Quarterly Journal of the Royal Meteorological Society 149:757 (2023) 3513-3524
Abstract:
The tropical Pacific plays an important role in modulating the global climate through its prevailing sea-surface temperature spatial structure and dominant climate modes like El Niño–Southern Oscillation (ENSO), the Madden–Julian Oscillation (MJO), and their teleconnections. These modes of variability, including their oceanic anomalies, are considered to provide sources of prediction skill on subseasonal timescales in the Tropics. Therefore, this study aims to examine how assimilating in situ ocean observations influences the initial ocean sea-surface temperature (SST) and mixed-layer depth (MLD) and their subseasonal forecasts. We analyze two subseasonal forecast systems generated with the European Centre for Medium-Range Weather Forecasts (ECMWF) Integrated Forecast System (IFS), where the ocean states were initialized using two Observing-System Experiment (OSE) reanalyses.
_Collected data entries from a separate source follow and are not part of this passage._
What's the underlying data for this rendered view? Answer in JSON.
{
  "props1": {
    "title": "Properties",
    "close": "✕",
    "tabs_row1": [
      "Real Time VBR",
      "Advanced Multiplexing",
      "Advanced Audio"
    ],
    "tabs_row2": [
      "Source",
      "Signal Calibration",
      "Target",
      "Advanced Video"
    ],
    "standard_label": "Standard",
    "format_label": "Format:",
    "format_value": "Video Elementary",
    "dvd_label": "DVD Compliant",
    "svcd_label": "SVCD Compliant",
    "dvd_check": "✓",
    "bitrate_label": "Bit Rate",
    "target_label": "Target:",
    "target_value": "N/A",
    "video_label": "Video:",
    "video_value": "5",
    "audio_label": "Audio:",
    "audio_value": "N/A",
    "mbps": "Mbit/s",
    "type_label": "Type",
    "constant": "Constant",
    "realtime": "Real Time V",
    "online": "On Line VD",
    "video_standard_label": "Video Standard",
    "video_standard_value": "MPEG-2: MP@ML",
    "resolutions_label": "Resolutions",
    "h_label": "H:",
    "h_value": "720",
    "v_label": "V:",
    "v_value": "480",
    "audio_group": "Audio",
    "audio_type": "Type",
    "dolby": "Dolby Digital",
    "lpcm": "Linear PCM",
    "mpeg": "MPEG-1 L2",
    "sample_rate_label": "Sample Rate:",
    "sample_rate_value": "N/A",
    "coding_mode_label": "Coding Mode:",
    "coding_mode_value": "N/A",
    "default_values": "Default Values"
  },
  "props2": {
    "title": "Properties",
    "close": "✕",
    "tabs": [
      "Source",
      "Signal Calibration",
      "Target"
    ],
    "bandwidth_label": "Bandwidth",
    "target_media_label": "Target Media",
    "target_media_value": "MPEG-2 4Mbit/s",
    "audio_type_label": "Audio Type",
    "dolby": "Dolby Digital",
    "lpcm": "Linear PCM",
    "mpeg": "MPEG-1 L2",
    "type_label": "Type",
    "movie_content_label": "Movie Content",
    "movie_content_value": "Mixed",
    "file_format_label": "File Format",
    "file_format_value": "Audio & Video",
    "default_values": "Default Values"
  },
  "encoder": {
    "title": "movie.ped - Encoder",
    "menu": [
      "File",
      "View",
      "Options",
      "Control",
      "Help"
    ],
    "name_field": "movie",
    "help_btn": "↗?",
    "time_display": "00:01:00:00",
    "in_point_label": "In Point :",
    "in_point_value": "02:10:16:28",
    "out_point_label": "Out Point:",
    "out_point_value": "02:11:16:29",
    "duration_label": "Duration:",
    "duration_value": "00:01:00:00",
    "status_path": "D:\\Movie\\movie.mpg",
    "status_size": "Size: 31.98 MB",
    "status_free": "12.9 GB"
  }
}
We find that the SST differences between forecasts with and without ocean data assimilation grow with time, resulting in a reduced cold-tongue bias when assimilating ocean observations. Two mechanisms related to air–sea coupling are considered to contribute to this growth of SST differences. One is a positive feedback between the zonal SST gradient, pressure gradient, and surface wind. The other is the difference in Ekman suction and mixing at the Equator due to surface wind-speed differences. While the initial mixed-layer depth (MLD) can be improved through ocean data assimilation, this improvement is not maintained in the forecasts. Instead, the MLD in both experiments shoals rapidly at the beginning of the forecast. These results emphasize how initialization and model biases influence air–sea interaction and the accuracy of subseasonal forecasts in the tropical Pacific.